Menurutnya, data aset yang akurat sangat penting dalam mendukung penyusunan basis data objek pajak, pengelolaan aset pemerintah daerah, peningkatan Pendapatan Asli Daerah (PAD), serta mewujudkan tata kelola pemerintahan yang transparan dan akuntabel.
“Melalui pendataan dan pengukuran yang akurat, pemerintah daerah dapat memperkuat sistem administrasi perpajakan dan retribusi daerah sehingga pelaksanaannya dapat berjalan lebih efektif, transparan, dan akuntabel,” ujar Dr. Rony Pigome.

Dalam kesempatan tersebut, Dr. Rony Pigome juga mengimbau masyarakat agar segera mengurus legalitas tanah yang dimiliki melalui penerbitan sertifikat tanah secara resmi.
Menurutnya, meskipun tanah tersebut merupakan milik masyarakat secara adat maupun turun-temurun, kepastian hukum tetap diperlukan melalui sertifikat yang diterbitkan pemerintah sesuai ketentuan yang berlaku.
Ia menjelaskan bahwa sertifikat tanah memiliki peran penting sebagai bukti kepemilikan yang sah, memberikan perlindungan hukum, serta memudahkan proses administrasi pertanahan di masa mendatang.
“Tanah adalah milik kita, tetapi untuk memperoleh kepastian hukum, masyarakat perlu mengurus sertifikat tanah secara resmi agar memiliki kekuatan hukum yang jelas,” tegasnya.
Sementara itu, narasumber dari BPPRD Kabupaten Nabire memberikan pendampingan teknis terkait tata cara pengukuran, pencatatan, dan pendataan aset daerah sesuai ketentuan yang berlaku.
Usai kegiatan pengukuran aset, seluruh peserta kembali berkumpul di Aula BKD Kabupaten Deiyai untuk mengikuti penutupan kegiatan.
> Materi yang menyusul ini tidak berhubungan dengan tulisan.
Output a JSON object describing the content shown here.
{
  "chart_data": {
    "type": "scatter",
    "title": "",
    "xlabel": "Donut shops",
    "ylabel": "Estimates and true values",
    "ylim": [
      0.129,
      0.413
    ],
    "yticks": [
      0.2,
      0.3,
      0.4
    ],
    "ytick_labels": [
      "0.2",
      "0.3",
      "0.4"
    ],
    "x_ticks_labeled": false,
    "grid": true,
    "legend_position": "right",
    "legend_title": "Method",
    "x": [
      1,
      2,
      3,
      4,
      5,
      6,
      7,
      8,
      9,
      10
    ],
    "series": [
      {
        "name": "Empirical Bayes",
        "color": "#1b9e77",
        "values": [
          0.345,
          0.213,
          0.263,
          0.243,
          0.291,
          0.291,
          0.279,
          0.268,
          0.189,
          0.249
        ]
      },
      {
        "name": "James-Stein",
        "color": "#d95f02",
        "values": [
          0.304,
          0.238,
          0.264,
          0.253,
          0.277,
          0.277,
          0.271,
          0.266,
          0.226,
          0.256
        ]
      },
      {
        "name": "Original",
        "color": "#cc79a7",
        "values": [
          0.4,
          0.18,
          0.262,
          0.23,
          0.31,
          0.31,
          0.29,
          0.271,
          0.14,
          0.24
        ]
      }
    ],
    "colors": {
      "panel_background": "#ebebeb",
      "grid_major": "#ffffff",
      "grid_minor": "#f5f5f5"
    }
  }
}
Penutupan secara resmi dilakukan oleh Asisten II Setda Kabupaten Deiyai, Mesak Pakage, S.E., yang mewakili Bupati Kabupaten Deiyai.
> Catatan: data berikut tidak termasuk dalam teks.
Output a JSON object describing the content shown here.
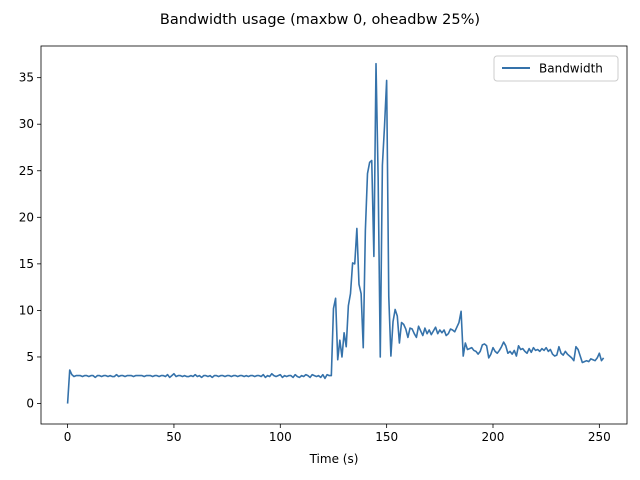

Dalam arahannya, Mesak Pakage menyampaikan apresiasi kepada seluruh peserta, panitia, narasumber dari BPPRD Kabupaten Nabire, unsur TNI-Polri, serta OPD terkait yang telah mendukung kelancaran kegiatan selama dua hari pelaksanaan.
Ia berharap hasil penyuluhan, pendataan, dan pengukuran aset daerah dapat menjadi dasar yang kuat dalam meningkatkan pengelolaan pajak daerah, retribusi daerah, serta tata kelola aset pemerintah daerah di Kabupaten Deiyai.
Pemerintah Kabupaten Deiyai berharap melalui kegiatan ini seluruh aset daerah dapat terinventarisasi dengan baik sehingga mampu mendukung pembangunan, pelayanan publik, dan peningkatan kesejahteraan masyarakat secara berkelanjutan.